PROCEDURES: Four patients with hyperparathyroidism underwent 60-minutes sequential neck and thorax PET/CT after [18 F]fluciclovine (352 ± 28 MBq) injection. Lesion uptake and target-to-background ratios (TBR) were compared with [99m Tc]sestamibi (798 ± 27 MBq) SPECT/CT in the same patient.

RESULTS: Both techniques detected 4/5 hyperfunctioning parathyroid glands identified at surgery. The highest [18 F]fluciclovine uptake and TBRs were at 5-9 min with rapid washout. [99m Tc]sestamibi had significantly higher TBRs compared with [18 F]fluciclovine (5-9 min) for blood pool (10.9 ± 4.7 vs 1.3 ± 0.6; p < 0.01) and reference muscle backgrounds (5.8 ± 3.0 vs 1.7 ± 0.6; p < 0.01), with non-significant trend for thyroid tissue background (1.3 ± 0.5 vs 1.1 ± 0.5; p = 0.73).

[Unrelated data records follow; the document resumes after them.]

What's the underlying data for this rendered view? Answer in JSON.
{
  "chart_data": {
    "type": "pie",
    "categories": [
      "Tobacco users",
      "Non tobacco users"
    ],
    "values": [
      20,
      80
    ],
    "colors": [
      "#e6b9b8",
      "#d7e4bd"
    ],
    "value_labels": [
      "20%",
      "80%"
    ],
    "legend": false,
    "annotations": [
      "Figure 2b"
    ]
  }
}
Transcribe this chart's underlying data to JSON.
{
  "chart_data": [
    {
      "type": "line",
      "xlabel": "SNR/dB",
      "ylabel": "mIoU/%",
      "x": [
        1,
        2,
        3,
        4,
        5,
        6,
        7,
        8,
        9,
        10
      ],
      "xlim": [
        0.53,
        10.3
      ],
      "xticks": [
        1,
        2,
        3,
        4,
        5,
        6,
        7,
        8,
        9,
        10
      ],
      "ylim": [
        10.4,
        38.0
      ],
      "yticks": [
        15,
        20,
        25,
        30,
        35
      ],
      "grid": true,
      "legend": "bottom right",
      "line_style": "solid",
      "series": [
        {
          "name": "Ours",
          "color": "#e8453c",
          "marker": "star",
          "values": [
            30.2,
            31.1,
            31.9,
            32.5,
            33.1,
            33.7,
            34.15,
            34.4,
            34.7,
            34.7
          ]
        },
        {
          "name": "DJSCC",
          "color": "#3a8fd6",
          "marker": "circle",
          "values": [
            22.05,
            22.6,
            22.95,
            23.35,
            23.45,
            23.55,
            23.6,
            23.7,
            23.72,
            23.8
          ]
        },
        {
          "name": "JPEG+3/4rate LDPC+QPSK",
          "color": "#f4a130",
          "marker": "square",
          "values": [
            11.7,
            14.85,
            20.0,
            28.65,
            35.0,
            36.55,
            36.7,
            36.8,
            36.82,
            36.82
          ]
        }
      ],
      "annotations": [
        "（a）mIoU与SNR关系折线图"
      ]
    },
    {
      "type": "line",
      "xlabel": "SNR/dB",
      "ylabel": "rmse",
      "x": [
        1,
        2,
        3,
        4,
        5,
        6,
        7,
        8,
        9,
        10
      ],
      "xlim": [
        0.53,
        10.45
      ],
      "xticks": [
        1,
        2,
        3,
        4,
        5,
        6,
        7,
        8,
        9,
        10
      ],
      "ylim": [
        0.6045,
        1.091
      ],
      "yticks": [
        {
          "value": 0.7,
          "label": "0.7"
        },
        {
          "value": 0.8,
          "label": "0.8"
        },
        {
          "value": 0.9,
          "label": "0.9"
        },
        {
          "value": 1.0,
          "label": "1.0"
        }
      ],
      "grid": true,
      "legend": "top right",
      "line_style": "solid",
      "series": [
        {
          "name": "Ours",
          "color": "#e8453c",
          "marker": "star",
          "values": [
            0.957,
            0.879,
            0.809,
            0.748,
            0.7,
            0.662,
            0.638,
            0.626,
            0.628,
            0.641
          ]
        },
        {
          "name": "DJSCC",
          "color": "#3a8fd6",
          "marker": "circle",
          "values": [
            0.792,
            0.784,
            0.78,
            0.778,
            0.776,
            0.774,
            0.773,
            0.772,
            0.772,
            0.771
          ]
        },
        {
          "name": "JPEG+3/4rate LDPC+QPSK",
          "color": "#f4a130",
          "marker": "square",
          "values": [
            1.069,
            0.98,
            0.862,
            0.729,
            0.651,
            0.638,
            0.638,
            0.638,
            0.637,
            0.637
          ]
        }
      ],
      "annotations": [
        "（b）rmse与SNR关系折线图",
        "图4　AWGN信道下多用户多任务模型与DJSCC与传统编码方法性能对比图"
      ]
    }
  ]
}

CONCLUSION: Hyperfunctioning parathyroid glands can be detected on [18 F]fluciclovine PET/CT at early imaging, but conspicuity (TBR) is better with [99m Tc]sestamibi. [18 F]fluciclovine PET/CT does not seem promising in the detection of hyperfunctioning parathyroid glands.